I would be lying if I said I wasn't a little nervous about this deal because it's bigger and it's different. But they've earned my trust so I'm interested in seeing what happens with it. One other important point is that their organic growth has been pretty strong. David always gives Mark credit for that. Their organic growth has been interesting. I don't know what the latest number is. Last time I remember looking at it, it was high single digits. Judges is still relatively small; they still tout the pool of 2,000 candidates.

It's easy for outsiders to say, what are these guys doing? They just need to pay up and lower their hurdle. I'm going to defer to the guys that have done it and trust what they say and hope they can continue doing what they've done.

Why do you think David is so good? What about him makes his such a good capital allocator?

Analyst 3: I think the whole team is really strong. I have three interns working for me this summer and we've just finished reading Quality Investing and today is our last day discussing the outsiders. One of the points here is that charisma is over-rated. David certainly has a certain amount of charm, for sure. I have so much respect for Mark and Brad, but they're just competent guys; I think they do their jobs very well; it's not glitz and glamour. They are just laser focused on that order intake, that graph that they put together, on supporting their companies and investing in those that have the brightest prospects. David is laser focused on the deals.

If you go to the website under the acquisition section and David's name is on there. He is the one, I guess, still negotiating the deals. I think he just gets it. His background is a turnaround guy and, building this company from the beginning, he just understands. What they have done has worked; the formula has worked. He found the broker, who introduced him to the first company and found this little niche that is phenomenal. In my first conversation with him, back in 2018, I asked him how they had been able to create so much value via acquisitions when a lot of companies just vaporize value. The wording he used stuck in my head. He said, because I'm scared. Those were his exact words. He said, every time I sign on the line, I'm scared; I've got all my net worth tied up in this. I've got friends and family who are shareholders, and I'm scared we are going to do a bad deal.

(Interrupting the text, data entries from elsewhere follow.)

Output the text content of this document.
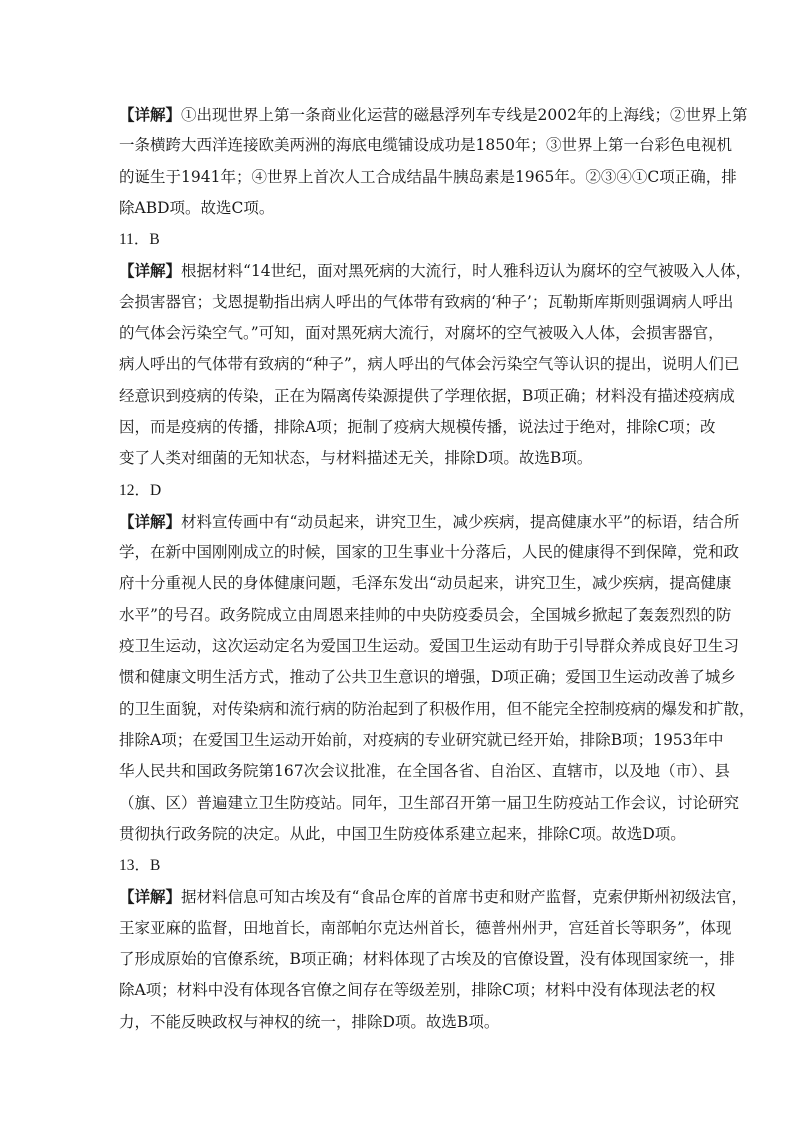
【详解】①出现世界上第一条商业化运营的磁悬浮列车专线是2002年的上海线；②世界上第
一条横跨大西洋连接欧美两洲的海底电缆铺设成功是1850年；③世界上第一台彩色电视机
的诞生于1941年；④世界上首次人工合成结晶牛胰岛素是1965年。②③④①C项正确，排
除ABD项。故选C项。
11．B
【详解】根据材料“14世纪，面对黑死病的大流行，时人雅科迈认为腐坏的空气被吸入人体，
会损害器官；戈恩提勒指出病人呼出的气体带有致病的‘种子’；瓦勒斯库斯则强调病人呼出
的气体会污染空气。”可知，面对黑死病大流行，对腐坏的空气被吸入人体，会损害器官，
病人呼出的气体带有致病的“种子”，病人呼出的气体会污染空气等认识的提出，说明人们已
经意识到疫病的传染，正在为隔离传染源提供了学理依据，B项正确；材料没有描述疫病成
因，而是疫病的传播，排除A项；扼制了疫病大规模传播，说法过于绝对，排除C项；改
变了人类对细菌的无知状态，与材料描述无关，排除D项。故选B项。
12．D
【详解】材料宣传画中有“动员起来，讲究卫生，减少疾病，提高健康水平”的标语，结合所
学，在新中国刚刚成立的时候，国家的卫生事业十分落后，人民的健康得不到保障，党和政
府十分重视人民的身体健康问题，毛泽东发出“动员起来，讲究卫生，减少疾病，提高健康
水平”的号召。政务院成立由周恩来挂帅的中央防疫委员会，全国城乡掀起了轰轰烈烈的防
疫卫生运动，这次运动定名为爱国卫生运动。爱国卫生运动有助于引导群众养成良好卫生习
惯和健康文明生活方式，推动了公共卫生意识的增强，D项正确；爱国卫生运动改善了城乡
的卫生面貌，对传染病和流行病的防治起到了积极作用，但不能完全控制疫病的爆发和扩散，
排除A项；在爱国卫生运动开始前，对疫病的专业研究就已经开始，排除B项；1953年中
华人民共和国政务院第167次会议批准，在全国各省、自治区、直辖市，以及地（市）、县
（旗、区）普遍建立卫生防疫站。同年，卫生部召开第一届卫生防疫站工作会议，讨论研究
贯彻执行政务院的决定。从此，中国卫生防疫体系建立起来，排除C项。故选D项。
13．B
【详解】据材料信息可知古埃及有“食品仓库的首席书吏和财产监督，克索伊斯州初级法官，
王家亚麻的监督，田地首长，南部帕尔克达州首长，德普州州尹，宫廷首长等职务”，体现
了形成原始的官僚系统，B项正确；材料体现了古埃及的官僚设置，没有体现国家统一，排
除A项；材料中没有体现各官僚之间存在等级差别，排除C项；材料中没有体现法老的权
力，不能反映政权与神权的统一，排除D项。故选B项。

He said, I know you are going to ask me about succession. He said, the biggest question for me is, can I find somebody who is going to be as scared as I am. I think he just wants to make sure they don't do a deal, just to do deal, that they don't overpay. They've done 20 deals; that's not a lot. I just think he's very, very careful. He had two years when they didn't do an acquisition, but there was a year when they did three.

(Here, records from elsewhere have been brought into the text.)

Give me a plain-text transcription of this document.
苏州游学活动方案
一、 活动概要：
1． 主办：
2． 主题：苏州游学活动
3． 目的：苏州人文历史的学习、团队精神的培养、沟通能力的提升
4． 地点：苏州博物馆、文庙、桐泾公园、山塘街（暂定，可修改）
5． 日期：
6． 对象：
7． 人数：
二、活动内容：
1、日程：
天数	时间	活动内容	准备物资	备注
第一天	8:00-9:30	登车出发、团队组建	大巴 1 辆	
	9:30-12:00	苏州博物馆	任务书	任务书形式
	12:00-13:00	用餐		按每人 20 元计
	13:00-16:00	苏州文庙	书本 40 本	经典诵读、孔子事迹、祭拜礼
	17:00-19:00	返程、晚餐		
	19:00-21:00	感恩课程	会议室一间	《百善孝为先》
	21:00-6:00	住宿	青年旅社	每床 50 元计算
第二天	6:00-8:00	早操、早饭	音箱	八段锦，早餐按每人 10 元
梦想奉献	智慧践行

I think he takes his job very seriously. He is still one of the largest shareholders and he has proven that he knows how to deploy it and that the model that they have designed works. I think he is successful because he is scared. He is very, very careful and he is an owner-operator. When I asked him what he was most proud of, he said, the value we've created for shareholders. He said, we could be a billion-dollar company if we wanted to be; the Street are always bringing deals to me. I could pay myself a million dollars a year, with a million-dollar bonus, but we would have issued so many shares, we would have diluted shareholders so much that the only people who would have made any money would have been the investment bankers. I think he gets it. He has so many things you look for; it's his legacy. It is about building a phenomenal company and creating value for shareholders and, in my opinion, nothing else.

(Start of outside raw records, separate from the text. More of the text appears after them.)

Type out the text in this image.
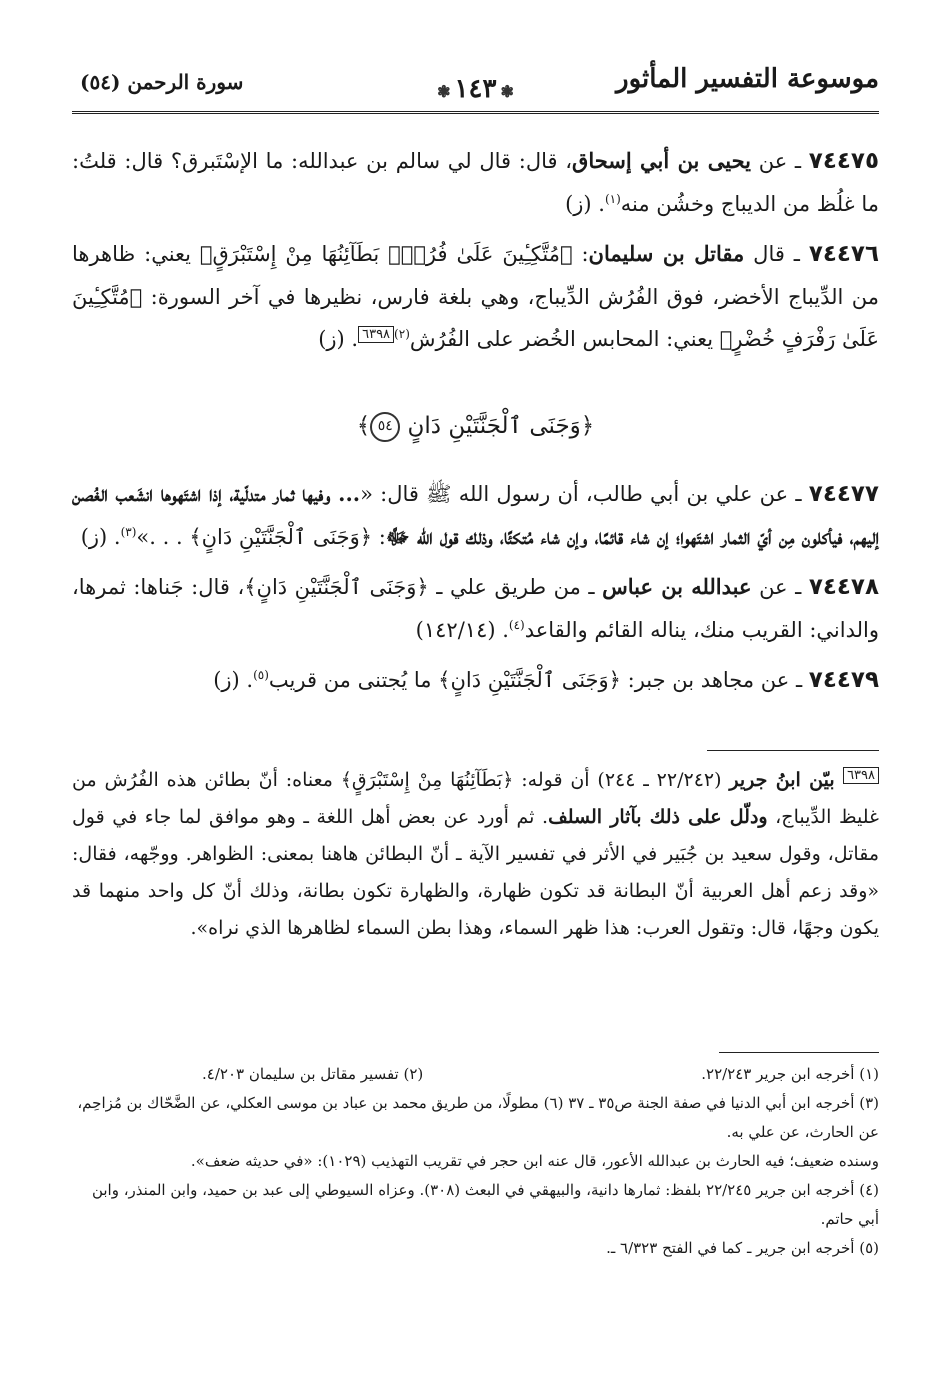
موسوعة التفسير المأثور
❃١٤٣❃
سورة الرحمن (٥٤)

٧٤٤٧٥ ـ عن يحيى بن أبي إسحاق، قال: قال لي سالم بن عبدالله: ما الإسْتَبرق؟ قال: قلتُ: ما غلُظ من الديباج وخشُن منه$^{(١)}$. (ز)

٧٤٤٧٦ ـ قال مقاتل بن سليمان: ﴿مُتَّكِـِٔينَ عَلَىٰ فُرُشٍۭ بَطَآئِنُهَا مِنْ إِسْتَبْرَقٍ﴾ يعني: ظاهرها من الدِّيباج الأخضر، فوق الفُرُش الدِّيباج، وهي بلغة فارس، نظيرها في آخر السورة: ﴿مُتَّكِـِٔينَ عَلَىٰ رَفْرَفٍ خُضْرٍ﴾ يعني: المحابس الخُضر على الفُرُش$^{(٢)}$٦٣٩٨. (ز)

﴿وَجَنَى ٱلْجَنَّتَيْنِ دَانٍ ٥٤﴾

٧٤٤٧٧ ـ عن علي بن أبي طالب، أن رسول الله ﷺ قال: «... وفيها ثمار متدلّية، إذا اشتَهوها انشَعب الغُصن إليهم، فيأكلون مِن أيّ الثمار اشتَهوا؛ إن شاء قائمًا، وإن شاء مُتكئًا، وذلك قول الله ﷻ: ﴿وَجَنَى ٱلْجَنَّتَيْنِ دَانٍ﴾ . . .»$^{(٣)}$. (ز)

٧٤٤٧٨ ـ عن عبدالله بن عباس ـ من طريق علي ـ ﴿وَجَنَى ٱلْجَنَّتَيْنِ دَانٍ﴾، قال: جَناها: ثمرها، والداني: القريب منك، يناله القائم والقاعد$^{(٤)}$. (١٤٢/١٤)

٧٤٤٧٩ ـ عن مجاهد بن جبر: ﴿وَجَنَى ٱلْجَنَّتَيْنِ دَانٍ﴾ ما يُجتنى من قريب$^{(٥)}$. (ز)

٦٣٩٨ بيّن ابنُ جرير (٢٢/٢٤٢ ـ ٢٤٤) أن قوله: ﴿بَطَآئِنُهَا مِنْ إِسْتَبْرَقٍ﴾ معناه: أنّ بطائن هذه الفُرُش من غليظ الدِّيباج، ودلّل على ذلك بآثار السلف. ثم أورد عن بعض أهل اللغة ـ وهو موافق لما جاء في قول مقاتل، وقول سعيد بن جُبَير في الأثر في تفسير الآية ـ أنّ البطائن هاهنا بمعنى: الظواهر. ووجّهه، فقال: «وقد زعم أهل العربية أنّ البطانة قد تكون ظهارة، والظهارة تكون بطانة، وذلك أنّ كل واحد منهما قد يكون وجهًا، قال: وتقول العرب: هذا ظهر السماء، وهذا بطن السماء لظاهرها الذي نراه».
(١) أخرجه ابن جرير ٢٢/٢٤٣.
(٢) تفسير مقاتل بن سليمان ٤/٢٠٣.

(٣) أخرجه ابن أبي الدنيا في صفة الجنة ص٣٥ ـ ٣٧ (٦) مطولًا، من طريق محمد بن عباد بن موسى العكلي، عن الضَّحّاك بن مُزاحِم، عن الحارث، عن علي به.

وسنده ضعيف؛ فيه الحارث بن عبدالله الأعور، قال عنه ابن حجر في تقريب التهذيب (١٠٢٩): «في حديثه ضعف».

(٤) أخرجه ابن جرير ٢٢/٢٤٥ بلفظ: ثمارها دانية، والبيهقي في البعث (٣٠٨). وعزاه السيوطي إلى عبد بن حميد، وابن المنذر، وابن أبي حاتم.

(٥) أخرجه ابن جرير ـ كما في الفتح ٦/٣٢٣ ـ.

Analyst 2: I completely agree with that and I think that his conservatism lets investors sleep at night. With Judges, you don't feel any stress. You know it is going to be business as usual. Internally, we think about it as, which of our company managers would you trust your wallet with and not worry about it. With Judges, I think David and the team would be right up there. Their integrity is top notch; I would rank them the highest, in our portfolio, in terms of integrity and consistency of what they say they do. That's rare.